VMware Cloud Community
moracius
Enthusiast
Enthusiast
Jump to solution

'Optimistic locking failure' after failed clean-up

Hello,

I have configured five VM's configured successfully with vSphere Replication (VR). One of them that was replicating Ok, after a recovery test that I was trying to do the clean-up, failed with "time-out error more than 900 sec" in the storage phase. The Windows VM has 17 vDisks, and about 4.5TB of data.

After this, I tried to execute a new test, and the recovery plan failed with the message "Error creating test bubble image for group..."; with this message I found in http://www.vmware.com/support/srm/srm_releasenotes_5_0_0.html:

To resolve this issue, you must reconfigure replication using the following procedure:

  1. Clean up the recovery plan that has just failed.
  2. Start the Reconfigure wizard for affected the protection group.
  3. Change the location of files that are on the datastore that has been disconnected. Select the same datastore and folder locations.
  4. Agree to reuse the existing disks, as suggested by the wizard. Reconfigure the virtual machine.
  5. The protection group enters a full sync state, during which data consistency is checked. Wait for the process to complete.

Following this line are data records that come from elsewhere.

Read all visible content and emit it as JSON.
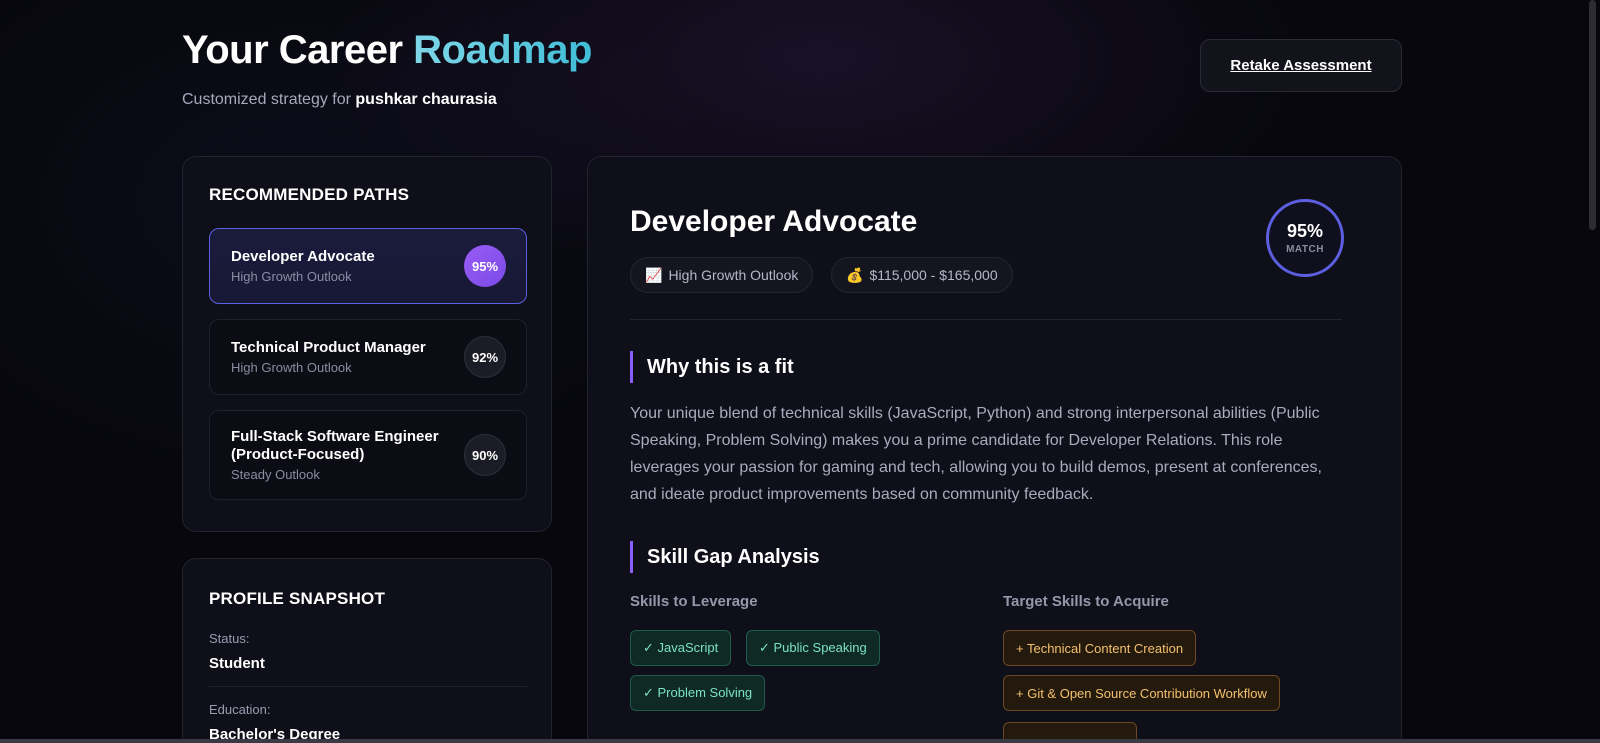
{
  "header": {
    "title_main": "Your Career ",
    "title_accent": "Roadmap",
    "subtitle_prefix": "Customized strategy for ",
    "user_name": "pushkar chaurasia",
    "retake_label": "Retake Assessment"
  },
  "recommended": {
    "heading": "RECOMMENDED PATHS",
    "items": [
      {
        "name": "Developer Advocate",
        "outlook": "High Growth Outlook",
        "match": "95%"
      },
      {
        "name": "Technical Product Manager",
        "outlook": "High Growth Outlook",
        "match": "92%"
      },
      {
        "name": "Full-Stack Software Engineer (Product-Focused)",
        "outlook": "Steady Outlook",
        "match": "90%"
      }
    ]
  },
  "snapshot": {
    "heading": "PROFILE SNAPSHOT",
    "rows": [
      {
        "label": "Status:",
        "value": "Student"
      },
      {
        "label": "Education:",
        "value": "Bachelor's Degree"
      }
    ]
  },
  "detail": {
    "title": "Developer Advocate",
    "chips": [
      {
        "icon": "📈",
        "icon_name": "chart-up-icon",
        "text": "High Growth Outlook"
      },
      {
        "icon": "💰",
        "icon_name": "money-bag-icon",
        "text": "$115,000 - $165,000"
      }
    ],
    "match_value": "95%",
    "match_label": "MATCH",
    "fit_heading": "Why this is a fit",
    "fit_text": "Your unique blend of technical skills (JavaScript, Python) and strong interpersonal abilities (Public Speaking, Problem Solving) makes you a prime candidate for Developer Relations. This role leverages your passion for gaming and tech, allowing you to build demos, present at conferences, and ideate product improvements based on community feedback.",
    "gap_heading": "Skill Gap Analysis",
    "leverage_heading": "Skills to Leverage",
    "leverage_skills": [
      "✓ JavaScript",
      "✓ Public Speaking",
      "✓ Problem Solving"
    ],
    "acquire_heading": "Target Skills to Acquire",
    "acquire_skills": [
      "+ Technical Content Creation",
      "+ Git & Open Source Contribution Workflow"
    ]
  },
  "colors": {
    "accent_purple": "#8b5cf6",
    "accent_indigo": "#5b5fe0",
    "accent_cyan": "#3fbdd6",
    "skill_have": "#7be3bf",
    "skill_want": "#f3c06d"
  }
}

Despite the fact that I wasn't aware of any disconnect of the storage, I tried the procedure. Funny was that it asked me twice for each one of the 17 disks the message to reuse the disk (duplicate file found). After this, according to the release notes, it should enter a sync state, however I noticed in the "recent task" that it actuall deleted all vDisks in the replicated datastore and failed the "initial sync".
Having no more other option I was aware of, I stopped replication and try to reconfigure again. When I did that, I got the error "VRM Server generic error. Please check the documentation for any  troubleshooting information. The detailed exception is: 'Optimistic  locking failure'."

So I de-install everything from the Protected and Recovered site (by everything I mean SRM server, the VRM Server and the VR Server from both sites). Reinstall all, reconfigure, try to enable VR on the same 17 disks VM and still having the 'Optimistic  locking failure'.

I tested with other VMs and it is working.

I saw many hint on this community to try to remove, re-add the VM in the inventory, or even remove the VM, create a new VMX file and re-attached all disks, but I can't do it now, so hopefully someone would have any idea on how to fix this without having to power down the VM in question.

My environment is using vCenter 5.0 U1 and SRM 5.0.1.

Thanks for any hints,

Regards,

Reply
0 Kudos
1 Solution

Accepted Solutions
moracius
Enthusiast
Enthusiast
Jump to solution

Hi Martin,

Thanks for the help. I'll look into opening a SR with VMware. Right now, it appears I have successfully found an work around.

After the "optimistic" failure, I couldn't get that particular VM to be VR configured again, because I was receiving another kind of error: [Call "HmsGroup.CurrentSpec" for object "GID-aef7837-8dd7-8dd7-4aa2-bc7d-8d67cba47363" on Server "vrms-server.local.com" failed. An unknown error has occurred.]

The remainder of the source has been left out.